Zarząd LOT-u tnie pensje. Wszystkim, tylko nie sobie
Taki obrót sprawy budzi kontrowersje wśród personelu linii. Uważają oni, że takie postawienie sprawy jest zwyczajnie nieuczciwe i oznacza dla nich olbrzymie problemy finansowe. Zarząd odpowiada na zarzuty tłumacząc, że pensje obniżyć może im jedynie minister właściwy do spraw aktywów państwowych. Jednak samemu ministrowi, Jackowi Sasinowi wcale nie śpieszno do obniżania wypłat kierownictwu linii.
LOT na zakręcie
Obniżki miałyby wynieść odpowiednio 66% dla pilotów i 50% dla reszty personelu pokładowego. Jednak w przypadku tych drugich granicą byłaby po prostu pensja minimalna, przez co większa obniżka jest niemożliwa. Warto zauważyć, że propozycja kierownictwa linii przewiduje, że nawet po powrocie linii do normalności, płace pozostałyby dalej obniżone. Miałoby to trwać aż do 2023 roku.

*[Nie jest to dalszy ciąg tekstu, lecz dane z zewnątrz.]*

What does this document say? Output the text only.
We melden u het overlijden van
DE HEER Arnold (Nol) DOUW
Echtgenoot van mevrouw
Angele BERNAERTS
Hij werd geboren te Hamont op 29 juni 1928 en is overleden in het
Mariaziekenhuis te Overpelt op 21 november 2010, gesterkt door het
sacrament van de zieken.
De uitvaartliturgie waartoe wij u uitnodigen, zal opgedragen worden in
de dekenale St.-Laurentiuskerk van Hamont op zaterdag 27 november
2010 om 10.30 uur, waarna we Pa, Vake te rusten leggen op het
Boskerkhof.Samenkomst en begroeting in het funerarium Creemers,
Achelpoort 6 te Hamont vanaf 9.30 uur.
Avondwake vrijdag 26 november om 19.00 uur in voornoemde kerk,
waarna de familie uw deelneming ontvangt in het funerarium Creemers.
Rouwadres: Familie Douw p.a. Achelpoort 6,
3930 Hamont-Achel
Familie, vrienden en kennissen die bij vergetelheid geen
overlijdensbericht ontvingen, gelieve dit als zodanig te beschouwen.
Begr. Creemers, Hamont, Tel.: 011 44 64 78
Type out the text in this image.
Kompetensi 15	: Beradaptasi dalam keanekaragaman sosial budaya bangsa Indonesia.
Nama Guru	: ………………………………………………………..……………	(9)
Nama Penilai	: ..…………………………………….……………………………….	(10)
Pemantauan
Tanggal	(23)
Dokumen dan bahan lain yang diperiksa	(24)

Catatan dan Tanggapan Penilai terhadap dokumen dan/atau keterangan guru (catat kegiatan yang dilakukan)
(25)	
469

Nierówność w traktowaniu nie jest jednak jedynym zarzutem jaki formułują związki zawodowe pod adresem propozycji zarządu. Padają również oskarżenia o to, że propozycje mogą doprowadzić do poważnych konfliktów wewnątrz załogi. - Ludzie będą wyrywali sobie z gardeł każdą godzinę nalotu dającą zarobić - komentuje Związek Zawodowy Personelu Pokładowego i Lotniczego. Zdaniem związku linie chcą wykorzystać pandemię by obniżyć normy czasu pracy i wypoczynku załóg. - To obniży bezpieczeństwo operacji lotniczych - alarmuje. Według ZZPPiL utrzymanie miejsc pracy za wszelką cenę to "PR-owy kit".
Pracownicy LOTu w rozmowie z Gazetą Wyborczą mówią, że czują się zdradzeni przez kierownictwo. Ich zdaniem akcja "Lot do domu" wymagała od personelu "wielkiego ryzyka i poświęceń" - Lataliśmy, łamiąc przepisy o czasie pracy, i nie prosiliśmy o dodatkową gratyfikację. A teraz ze strony firmy takie podziękowanie - mówi Agnieszka Szelągowska ze Związku Zawodowego Personelu Pokładowego i Lotniczego.